In a September 4 letter, more than 50 people with a campaign known as StartupEquality.org urged the SEC to afford gay couples the same rights as straight couples to invest in private placements and other startups.
At issue is an SEC rule that defines who is eligible to participate in private stock offerings.
That rule says only "accredited investors" who meet certain income or net worth thresholds are eligible.
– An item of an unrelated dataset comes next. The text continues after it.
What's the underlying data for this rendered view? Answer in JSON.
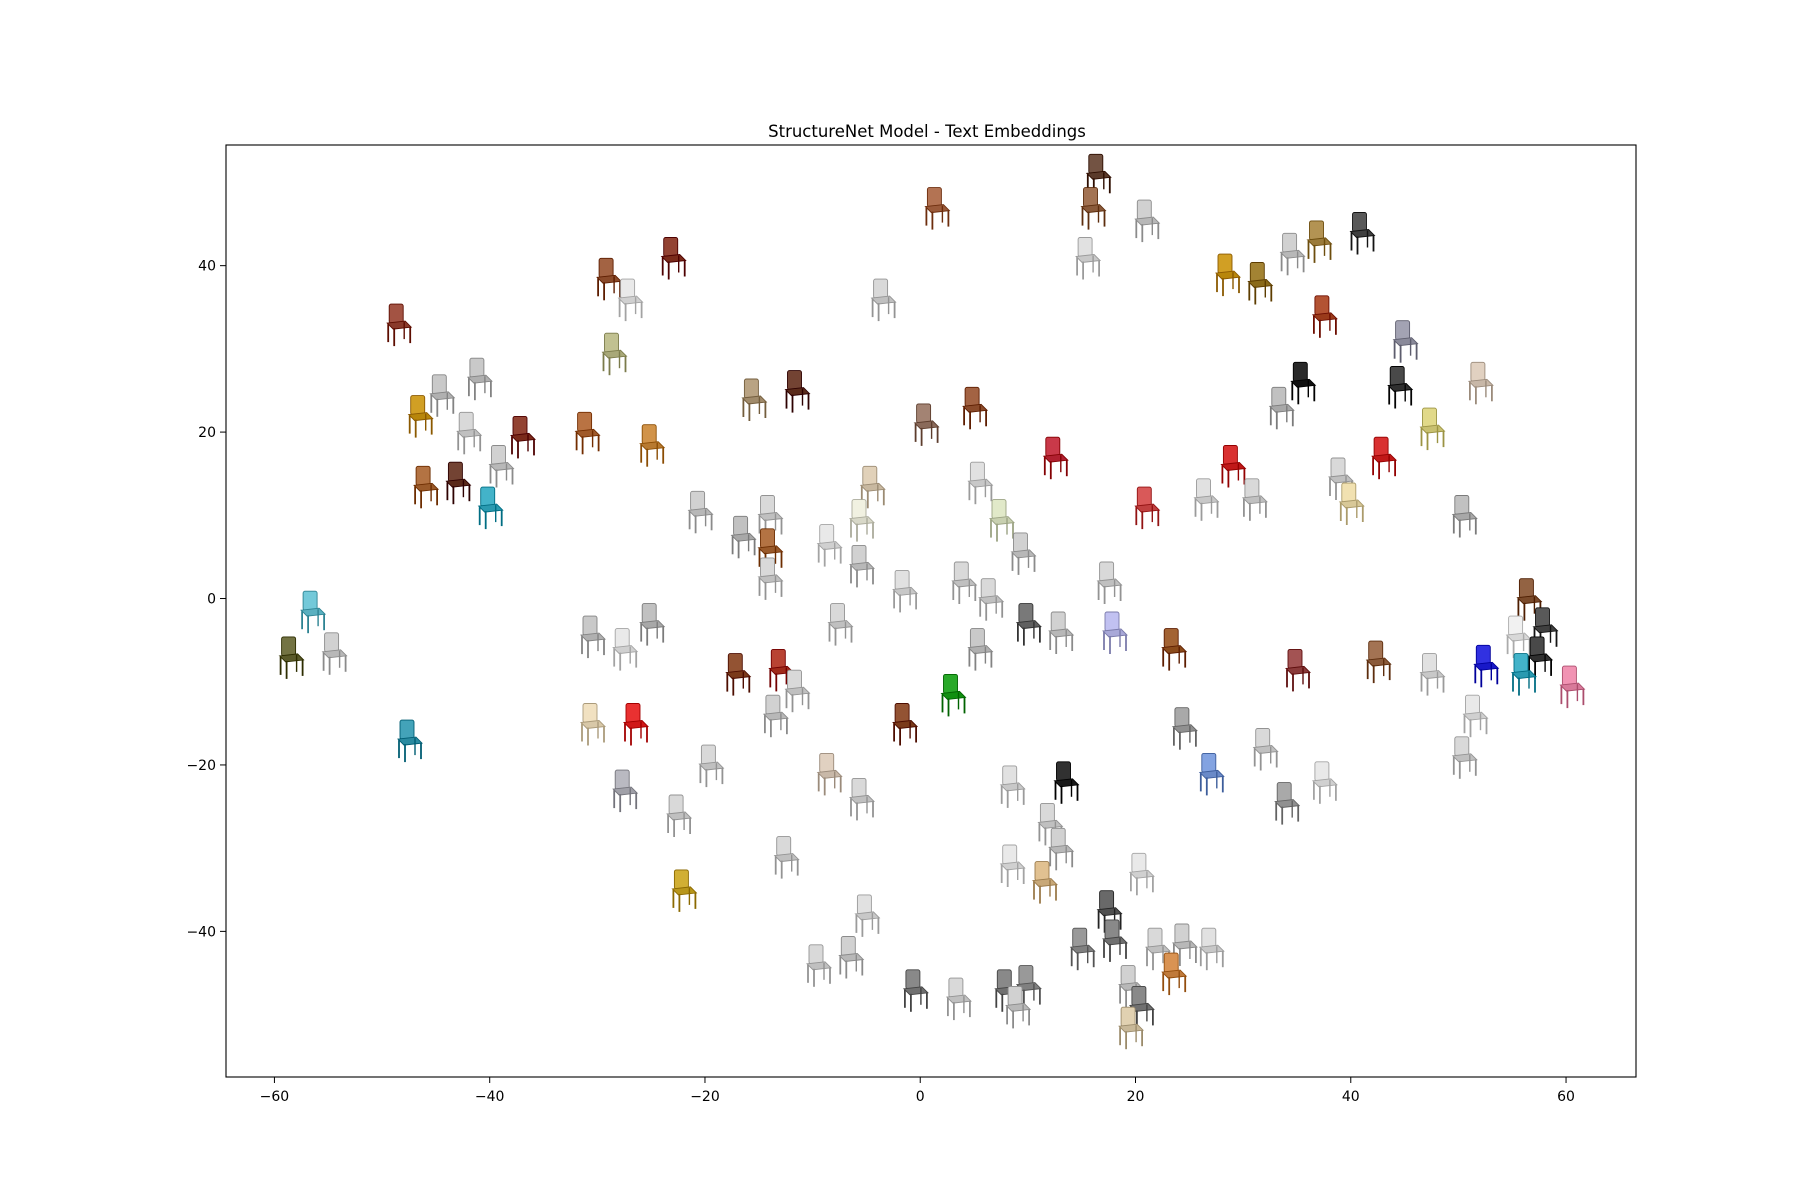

Under the rule, a married couple can combine their incomes to meet the accredited investor definition.
In June, the U.S. Supreme Court ruled in a landmark decision that struck down a federal law that denied federal benefits to legally married gay and lesbian couples.
StartupEquality.org is concerned that gay couples in states that do not allow gay marriage could effectively be locked out of the start-up market.
As the rule is currently written, the investors said they fear couples joined in civil unions or domestic partnerships, rather than technically married, could be prevented from qualifying as "accredited investors."
"If you are not an 'accredited investor,' you are effectively shut out of early stage investing," the investors wrote.
StartupEquality.org's letter was submitted to the SEC in response to a July proposal to require hedge funds and other firms offering private stock deals to provide regulators with more information on the nature of their ads and steps they took to verify they were only advertising to qualified accredited investors.
Part of that proposal also asks the public to comment on whether changes are needed in the SEC's definition of accredited investor.
StartupQuality.org's letter urges the SEC to tweak its accredited investor rule to define the term "spouse" more broadly so that it will cover a domestic partner, designated beneficiary, husband or wife - regardless of gender or sexual orientation.
"This problem is urgent," the investors wrote.
"For the sake of justice, and to protect the integrity of capital formation for America's innovation economy, we respectfully urge you to adopt the clarifying rule."
SEC spokesman John Nester declined to comment on the letter.
He noted that the 2010 Dodd-Frank Wall Street reform law requires the SEC to revisit and consider revisions to the accredited investor definition every four years.
The last change the SEC made to the definition was in 2011, after the agency moved to exclude the home value in the calculation of net worth.
By law, the SEC is not able to make changes to the definition of accredited investor until 2014.
It will likely consider making some changes next year, especially after the Government Accountability Office in July issued a report urging the SEC to modernize the accredited investor definition.